The truth of Christianity did not survive the age of the apostles; the Gospel, commented upon and symbolized by the Greeks and Latins, loaded with pagan fables, became literally a mass of contradictions; and to this day the reign of the infallible Church has been a long era of darkness. It is said that the gates of hell will not always prevail, that The Word of God will return, and that one day men will know truth and justice; but that will be the death of Greek and Roman Catholicism, just as in the light of science disappeared the caprices of opinion.
The monsters which the successors of the apostles were bent on destroying, frightened for a moment, reappeared gradually, thanks to the crazy fanaticism, and sometimes the deliberate connivance, of priests and theologians. The history of the enfranchisement of the French communes offers constantly the spectacle of the ideas of justice and liberty spreading among the people, in spite of the combined efforts of kings, nobles, and clergy. In the year 1789 of the Christian era, the French nation, divided by caste, poor and oppressed, struggled in the triple net of royal absolutism, the tyranny of nobles and parliaments, and priestly intolerance. There was the right of the king and the right of the priest, the right of the patrician and the right of the plebeian; there were the privileges of birth, province, communes, corporations, and trades; and, at the bottom of all, violence, immorality, and misery. For some time they talked of reformation; those who apparently desired it most favoring it only for their own profit, and the people who were to be the gainers expecting little and saying nothing. For a long time these poor people, either from distrust, incredulity, or despair, hesitated to ask for their rights: it is said that the habit of serving had taken the courage away from those old communes, which in the middle ages were so bold.
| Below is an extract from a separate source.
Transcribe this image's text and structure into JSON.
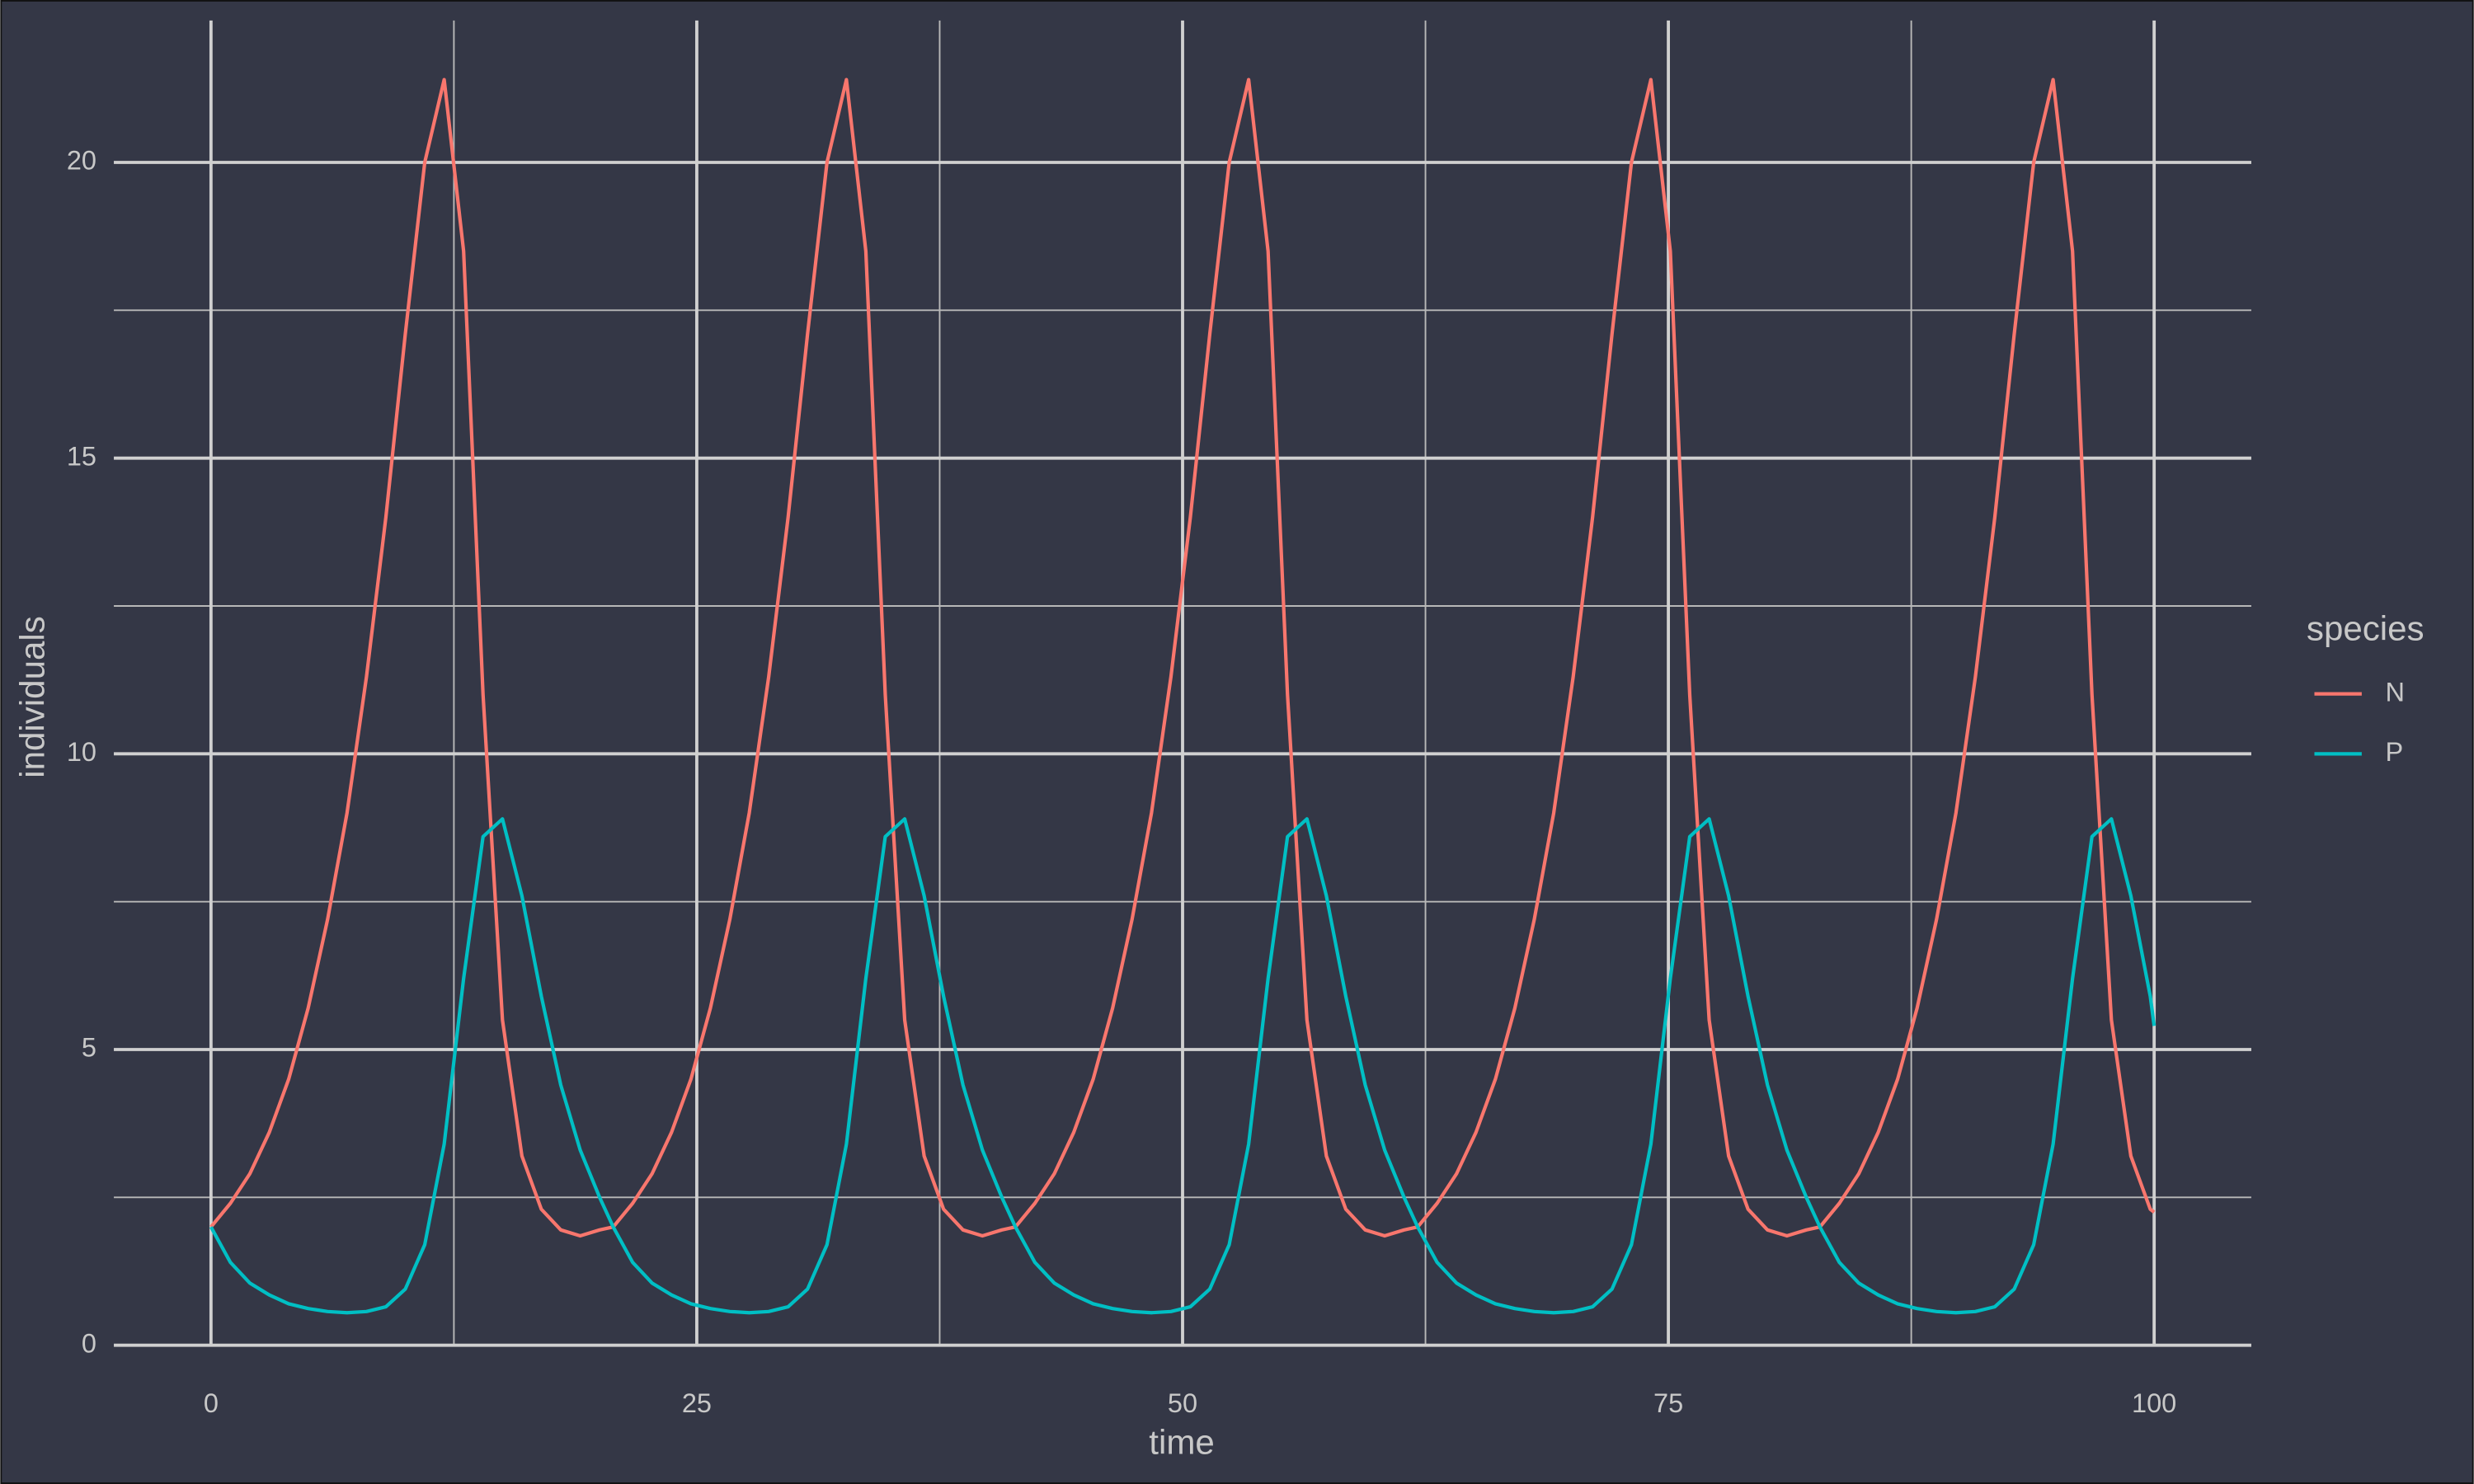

Finally a book appeared, summing up the whole matter in these two propositions: What is thee third estate? — Nothing. What ought it to be? — Every thing. Some one added by way of comment: What is the king? — The servant of the people.
This was a sudden revelation: the veil was torn aside, a thick bandage fell from all eyes. The people commenced to reason thus:—
If the king is our servant, he ought to report to us;
If he ought to report to us, he is subject to control;
If he can be controlled, he is responsible;
If he is responsible, he is punishable;
If he is punishable, he ought to be punished according to his merits;
If he ought to be punished according to his merits, he can be punished with death.”